Adonis looked sternly at them and they cowered and returned to her grip. He shook his head at the eggs and lightning flashed from his eyes, and with a poof of hydrogen sulfide the eggs disappeared. He waved a hand: a breeze came up from the closed window, whisked the smell to the exhaust fan and away.
"It's okay," he said.
"Who are you?" she said.
"I'm your worst nightmare," he said, grinning, and she realized it was true. Somebody she couldn't read. Somebody who stayed real and chased away her images; somebody who was firmly himself. That was scary. But...

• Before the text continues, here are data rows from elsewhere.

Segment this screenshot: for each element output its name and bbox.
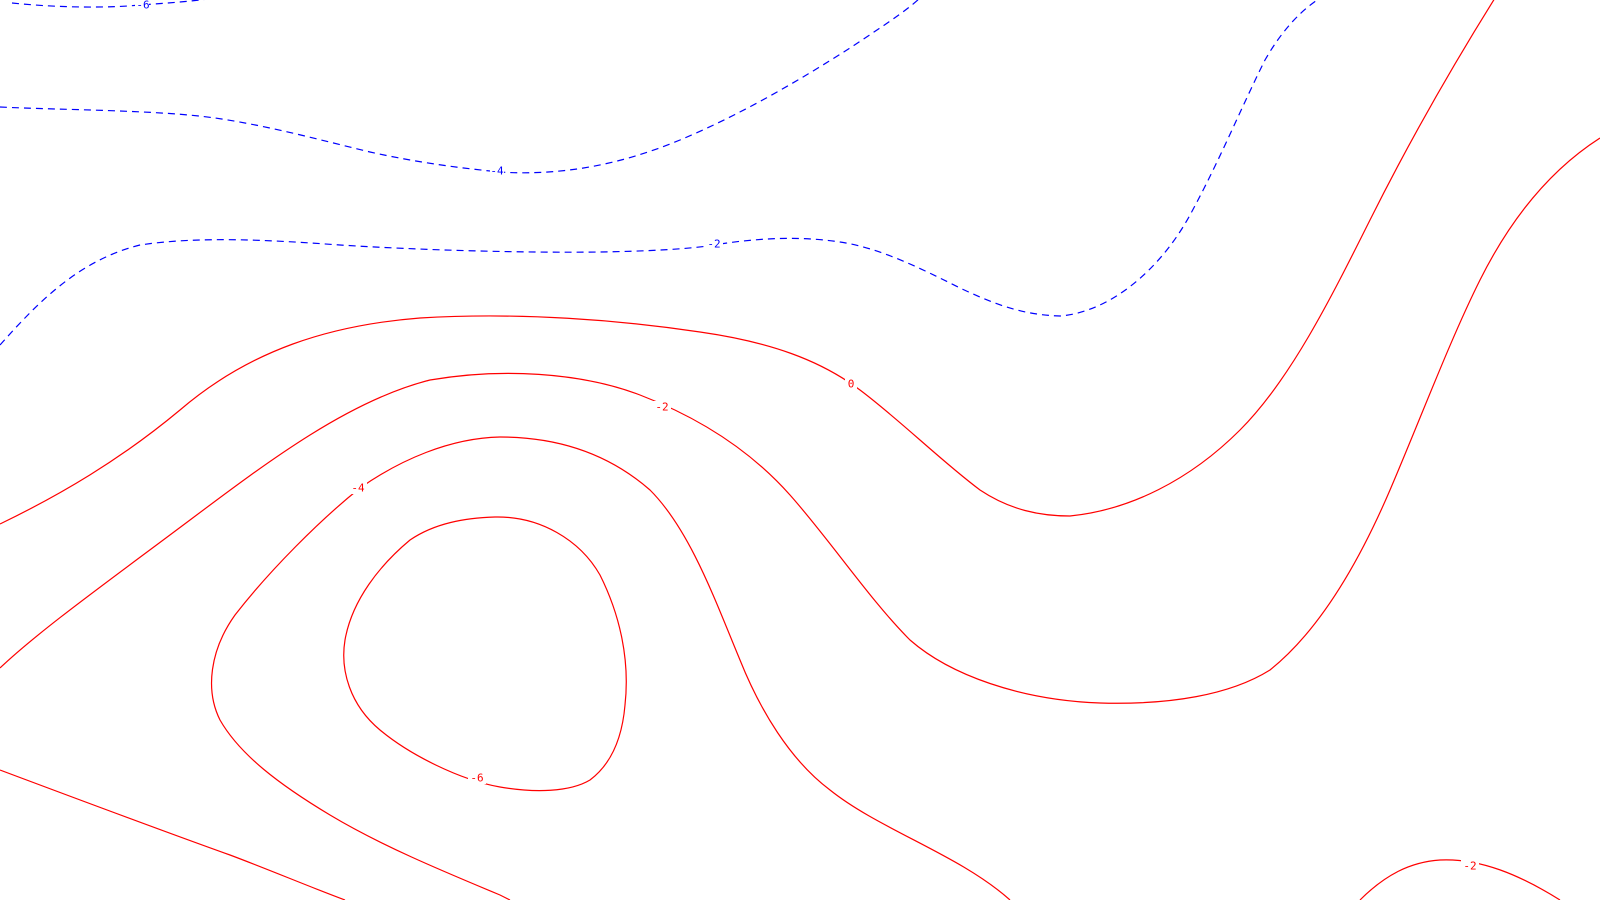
contour-line-red-minus4 bbox=[210, 436, 1011, 900]
contour-label: -6 bbox=[136, 0, 149, 12]
contour-line-red-bottom-left bbox=[0, 769, 346, 900]
contour-label: -2 bbox=[655, 401, 668, 414]
contour-line-red-minus2 bbox=[0, 137, 1600, 704]
contour-line-red-bottom-right-arc bbox=[1359, 859, 1561, 900]
contour-line-blue-minus6 bbox=[11, 0, 205, 8]
contour-line-blue-minus2 bbox=[0, 0, 1319, 346]
contour-label: 0 bbox=[848, 378, 855, 391]
contour-line-red-zero bbox=[0, 0, 1495, 525]
contour-label: -2 bbox=[1463, 860, 1476, 873]
contour-line-red-minus6-loop bbox=[343, 516, 627, 792]
contour-line-blue-minus4 bbox=[0, 0, 919, 174]
contour-label: -6 bbox=[470, 772, 483, 785]
contour-label: -4 bbox=[490, 165, 504, 178]
contour-label: -2 bbox=[707, 238, 720, 251]
contour-label: -4 bbox=[351, 482, 365, 495]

"You're my dreamboat," she said back. And that was true, too--even though he didn't look at all like a boat.
The End
This story was first published on Thursday, June 16th, 2011


Author Comments

Among other things, I'm interested in the intersection between natural cause and mystical experience. I talked about this with Jay Lake one time and he used the phrase "blivet in the temporal lobes." So I wrote a story and titled it with his phrase. But he said I could.